Tabor has a series of interests including the LBC owner, Global, the BetVictor gambling brand, plus a string of thoroughbred racehorses.

His estimated wealth is far smaller than that of Everton’s owner, Farhad Moshiri, but Tabor’s money has seemingly played a role in keeping the club afloat financially. Tabor’s links to the companies that have financed Everton are documented in a string of onshore and offshore company records.

UK company filings set out how RMF has most recently been financed by two: Galloway (Cyprus) and Carroch (Bahamas).

Further records seen by the Guardian also lay out how Galloway (Cyprus) is owned via another company, the British Virgin Islands-based Balnom Incorporated, which separate offshore documents identify Tabor as the owner. The businessman did not respond to the Guardian’s request for comment.

It is not clear from the records who owns Carroch (Bahamas), although Tabor has been associated with historical loans to Everton via a company with a similar name and has also previously been linked to loans made to the club.

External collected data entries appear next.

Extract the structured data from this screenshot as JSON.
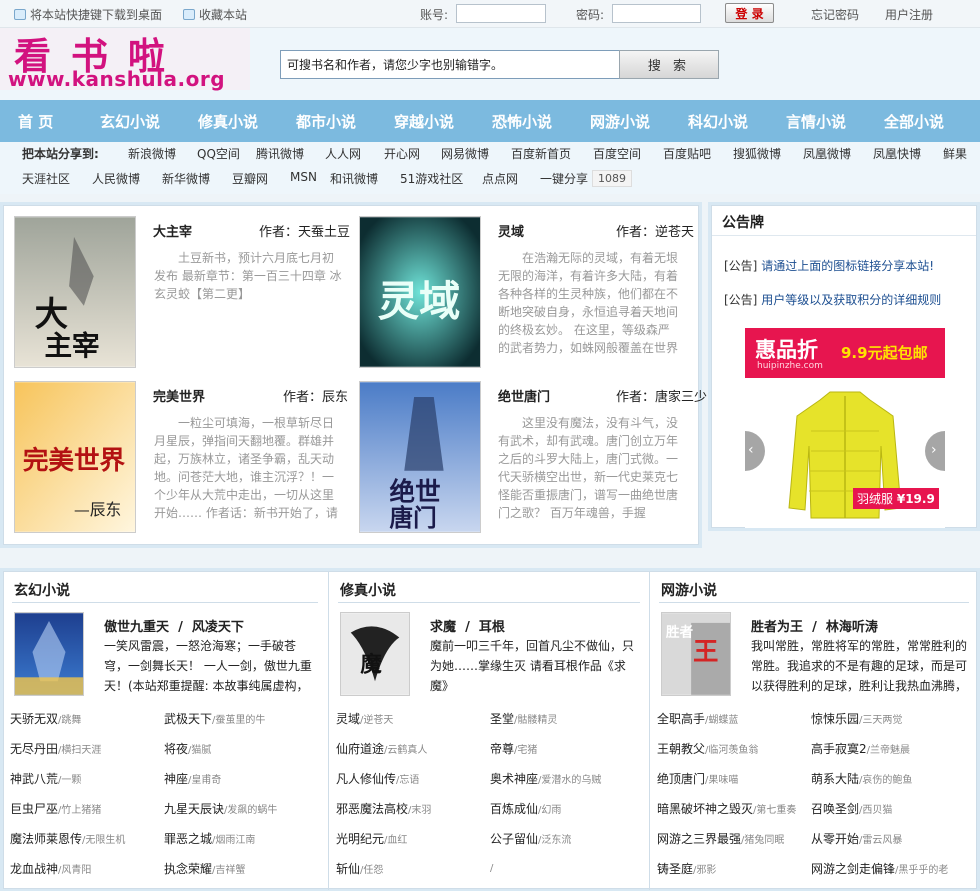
{
  "topbar": {
    "shortcut": "将本站快捷键下载到桌面",
    "favorite": "收藏本站",
    "account_label": "账号:",
    "password_label": "密码:",
    "login_button": "登 录",
    "forgot": "忘记密码",
    "register": "用户注册"
  },
  "logo": {
    "cn": "看书啦",
    "url": "www.kanshula.org"
  },
  "search": {
    "value": "可搜书名和作者，请您少字也别输错字。",
    "button": "搜 索"
  },
  "nav": [
    "首  页",
    "玄幻小说",
    "修真小说",
    "都市小说",
    "穿越小说",
    "恐怖小说",
    "网游小说",
    "科幻小说",
    "言情小说",
    "全部小说"
  ],
  "share": {
    "label": "把本站分享到:",
    "row1": [
      "新浪微博",
      "QQ空间",
      "腾讯微博",
      "人人网",
      "开心网",
      "网易微博",
      "百度新首页",
      "百度空间",
      "百度贴吧",
      "搜狐微博",
      "凤凰微博",
      "凤凰快博",
      "鲜果"
    ],
    "row2": [
      "天涯社区",
      "人民微博",
      "新华微博",
      "豆瓣网",
      "MSN",
      "和讯微博",
      "51游戏社区",
      "点点网",
      "一键分享"
    ],
    "count": "1089"
  },
  "featured": [
    {
      "title": "大主宰",
      "author": "作者：天蚕土豆",
      "desc": "土豆新书，预计六月底七月初发布 最新章节：第一百三十四章 冰玄灵蛟【第二更】",
      "cover": "大主宰"
    },
    {
      "title": "灵域",
      "author": "作者：逆苍天",
      "desc": "在浩瀚无际的灵域，有着无垠无限的海洋，有着许多大陆，有着各种各样的生灵种族，他们都在不断地突破自身，永恒追寻着天地间的终极玄妙。 在这里，等级森严的武者势力，如蛛网般覆盖在世界上",
      "cover": "灵域"
    },
    {
      "title": "完美世界",
      "author": "作者：辰东",
      "desc": "一粒尘可填海，一根草斩尽日月星辰，弹指间天翻地覆。群雄并起，万族林立，诸圣争霸，乱天动地。问苍茫大地，谁主沉浮？！一个少年从大荒中走出，一切从这里开始…… 作者话：新书开始了，请",
      "cover": "完美世界"
    },
    {
      "title": "绝世唐门",
      "author": "作者：唐家三少",
      "desc": "这里没有魔法，没有斗气，没有武术，却有武魂。唐门创立万年之后的斗罗大陆上，唐门式微。一代天骄横空出世，新一代史莱克七怪能否重振唐门，谱写一曲绝世唐门之歌？ 百万年魂兽，手握",
      "cover": "绝世唐门"
    }
  ],
  "notice": {
    "title": "公告牌",
    "items": [
      {
        "tag": "[公告]",
        "text": "请通过上面的图标链接分享本站!"
      },
      {
        "tag": "[公告]",
        "text": "用户等级以及获取积分的详细规则"
      }
    ],
    "ad": {
      "brand": "惠品折",
      "domain": "huipinzhe.com",
      "price_tag": "9.9元起包邮",
      "item": "羽绒服",
      "price": "¥19.9"
    }
  },
  "sections": [
    {
      "title": "玄幻小说",
      "feature": {
        "title": "傲世九重天",
        "author": "风凌天下",
        "desc": "一笑风雷震，一怒沧海寒；一手破苍穹，一剑舞长天！ 一人一剑，傲世九重天！(本站郑重提醒: 本故事纯属虚构，如有"
      },
      "list": [
        [
          "天骄无双",
          "/跳舞"
        ],
        [
          "武极天下",
          "/蚕茧里的牛"
        ],
        [
          "无尽丹田",
          "/横扫天涯"
        ],
        [
          "将夜",
          "/猫腻"
        ],
        [
          "神武八荒",
          "/一颗"
        ],
        [
          "神座",
          "/皇甫奇"
        ],
        [
          "巨虫尸巫",
          "/竹上猪猪"
        ],
        [
          "九星天辰诀",
          "/发飙的蜗牛"
        ],
        [
          "魔法师莱恩传",
          "/无限生机"
        ],
        [
          "罪恶之城",
          "/烟雨江南"
        ],
        [
          "龙血战神",
          "/风青阳"
        ],
        [
          "执念荣耀",
          "/吉祥蟹"
        ]
      ]
    },
    {
      "title": "修真小说",
      "feature": {
        "title": "求魔",
        "author": "耳根",
        "desc": "魔前一叩三千年，回首凡尘不做仙，只为她……掌缘生灭 请看耳根作品《求魔》"
      },
      "list": [
        [
          "灵域",
          "/逆苍天"
        ],
        [
          "圣堂",
          "/骷髅精灵"
        ],
        [
          "仙府道途",
          "/云鹤真人"
        ],
        [
          "帝尊",
          "/宅猪"
        ],
        [
          "凡人修仙传",
          "/忘语"
        ],
        [
          "奥术神座",
          "/爱潜水的乌贼"
        ],
        [
          "邪恶魔法高校",
          "/末羽"
        ],
        [
          "百炼成仙",
          "/幻雨"
        ],
        [
          "光明纪元",
          "/血红"
        ],
        [
          "公子留仙",
          "/泛东流"
        ],
        [
          "斩仙",
          "/任怨"
        ],
        [
          "",
          "/"
        ]
      ]
    },
    {
      "title": "网游小说",
      "feature": {
        "title": "胜者为王",
        "author": "林海听涛",
        "desc": "我叫常胜，常胜将军的常胜，常常胜利的常胜。我追求的不是有趣的足球，而是可以获得胜利的足球，胜利让我热血沸腾，"
      },
      "list": [
        [
          "全职高手",
          "/蝴蝶蓝"
        ],
        [
          "惊悚乐园",
          "/三天两觉"
        ],
        [
          "王朝教父",
          "/临河羡鱼翁"
        ],
        [
          "高手寂寞2",
          "/兰帝魅晨"
        ],
        [
          "绝顶唐门",
          "/果味喵"
        ],
        [
          "萌系大陆",
          "/哀伤的鲍鱼"
        ],
        [
          "暗黑破坏神之毁灭",
          "/第七重奏"
        ],
        [
          "召唤圣剑",
          "/西贝猫"
        ],
        [
          "网游之三界最强",
          "/猪兔同眠"
        ],
        [
          "从零开始",
          "/雷云风暴"
        ],
        [
          "铸圣庭",
          "/邪影"
        ],
        [
          "网游之剑走偏锋",
          "/黑乎乎的老"
        ]
      ]
    }
  ],
  "colors": {
    "nav": "#7cbadf",
    "logo": "#d2127f",
    "link": "#1d4f91"
  }
}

Interest charges depress a business’s cashflow and typically do the same to profits, which is a sensitive subject at Goodison Park after the PSR breaches. Under those rules the Premier League penalises any club that loses more than £105m over three years, part of efforts to make the game more sustainable.

Everton’s most recent accounts set out how the club has changed its accounting policies to exclude £19m of the interest charges from its 2023 profit and loss account, as well as restating its 2021 and 2022 accounts to remove a further £6m of interest charges, thereby lowering its reported losses.

The club justified the move in its accounts by claiming the interest related to the construction of the new stadium at Bramley-Moore Dock and therefore should be classed as an investment and excluded from the profit and loss account.

However, Everton has previously repeatedly claimed that the RMF loans have nothing to do with that stadium.

In autumn 2022, when questioned by the Guardian about the interest costs on the RMF loan, a spokesperson for Moshiri said he and the club were funding Bramley-Moore Dock. The spokesperson said: “To date there has been over £300m of equity financing [for the new stadium] provided by the owner and club which includes the land acquisition, approvals, feasibility and land preparation etc.”

The spokesperson later added: “Let’s be clear Everton Stadium Development Ltd has no debt, with over £300m of equity having been injected into EDSL to fund this incredible project to date.”

An Everton spokesperson has also made similar statements to the Guardian and has specifically stated: “There is no stadium funding from RMF.”

All the statements were made during the financial year in which Everton has now removed £19m of interest payments from its losses – July 2022 to June 2023. The RMF debt is understood to be subject to interest charges of 5% on top of the Bank of England’s base rate – implying Everton is paying 10.25% in interest.

Had Everton’s accountants treated the interest charges in the same manner as previous years, the business would have reported losses of more than £100m in its most recent financial year, instead of the £89.1m in the club’s accounts.

Everton declined to comment. RMF did not respond to efforts by the Guardian to contact it.